The artist spun on his heel, gesturing around the myriad paintings in the broad circular gallery. “None of them are professional models, I prize my privacy just so that I may find these gems among the pebbles of the public. All of them have something special, something that defines and differentiates them. Something unique into which I have poured my passion.”
Ernesto Corazon was a recluse. All his muses were tight-lipped about the man and his artistic process. Cyn had grabbed the opportunity to interview him, expecting someone shy and contained, not this florid bundle of crackling energy. She couldn’t imagine a crowd he could hide in and yet he was never seen in public.
Corazon’s arms flowed up smoothly in exasperation. “The paintings are mostly trash, only that one part in each: hands, lips, hair, I have done well.” With that, he dismissed the millions of dollars of artwork in this specially curated exhibition.
Cyn’s gaze turned back to the woman in the glade. Was it sorrow in her features or pity? She padded around the gallery, trying to identify the special element in the ornately framed pictures placed a few inches apart. Every woman had the same expression. It was as if Ernesto Corazon could only paint a face one way, or else was blind to the crushing pathos each of his models exhibited, his hands rendering what his eyes saw without understanding.

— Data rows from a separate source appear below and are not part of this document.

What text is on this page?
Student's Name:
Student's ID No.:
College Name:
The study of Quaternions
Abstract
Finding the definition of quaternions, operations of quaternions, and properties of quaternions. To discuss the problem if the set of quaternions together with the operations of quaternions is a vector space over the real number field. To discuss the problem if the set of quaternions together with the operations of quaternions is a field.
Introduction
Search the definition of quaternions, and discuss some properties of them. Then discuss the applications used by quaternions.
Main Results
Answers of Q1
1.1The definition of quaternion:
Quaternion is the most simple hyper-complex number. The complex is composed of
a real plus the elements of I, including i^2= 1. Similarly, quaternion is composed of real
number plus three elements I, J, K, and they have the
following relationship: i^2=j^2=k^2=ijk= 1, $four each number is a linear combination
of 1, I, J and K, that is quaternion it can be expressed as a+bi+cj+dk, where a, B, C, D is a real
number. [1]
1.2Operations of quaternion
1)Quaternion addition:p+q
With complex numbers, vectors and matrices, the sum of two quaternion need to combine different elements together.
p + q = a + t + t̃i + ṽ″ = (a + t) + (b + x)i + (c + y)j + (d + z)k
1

“They’re all still single.” Her comment was intended to prise an insight from the artist. Ernesto Corazon ignored her, muttering to himself in front of another picture.
The circular room brought her back to the woman in the glade. Beneath the sad line of her lips, the tilt of her proud chin posed a question. In its shadow, those perfect clavicles. How long did she sit motionless in the glade? How long did Corazon stare at her, to learn the shades of her skin and its interplay with the light? Not at her delicate features or soft curves, but just at her clavicles alone.
Cyn searched the model’s eyes. Did she know, before he raised a brush, that Corazon’s passion was reserved for one small part of her anatomy? Her irises were chasms, pits of true black that absorbed everything. The model knew, Cyn was certain, if not before she was contracted to sit for him, then as Corazon painted her. To him all the marginal asymmetry and fractional imperfections that raised his subject from attractive to a woman of extraordinary beauty were worthless before a few square inches of shadow between her bones.
That sadness. Realization washed through Cyn, rooting her bare feet to the carpet. The model knew, and no lover could ever instill enough intensity into her whole being to match what Corazon had ploughed into a part.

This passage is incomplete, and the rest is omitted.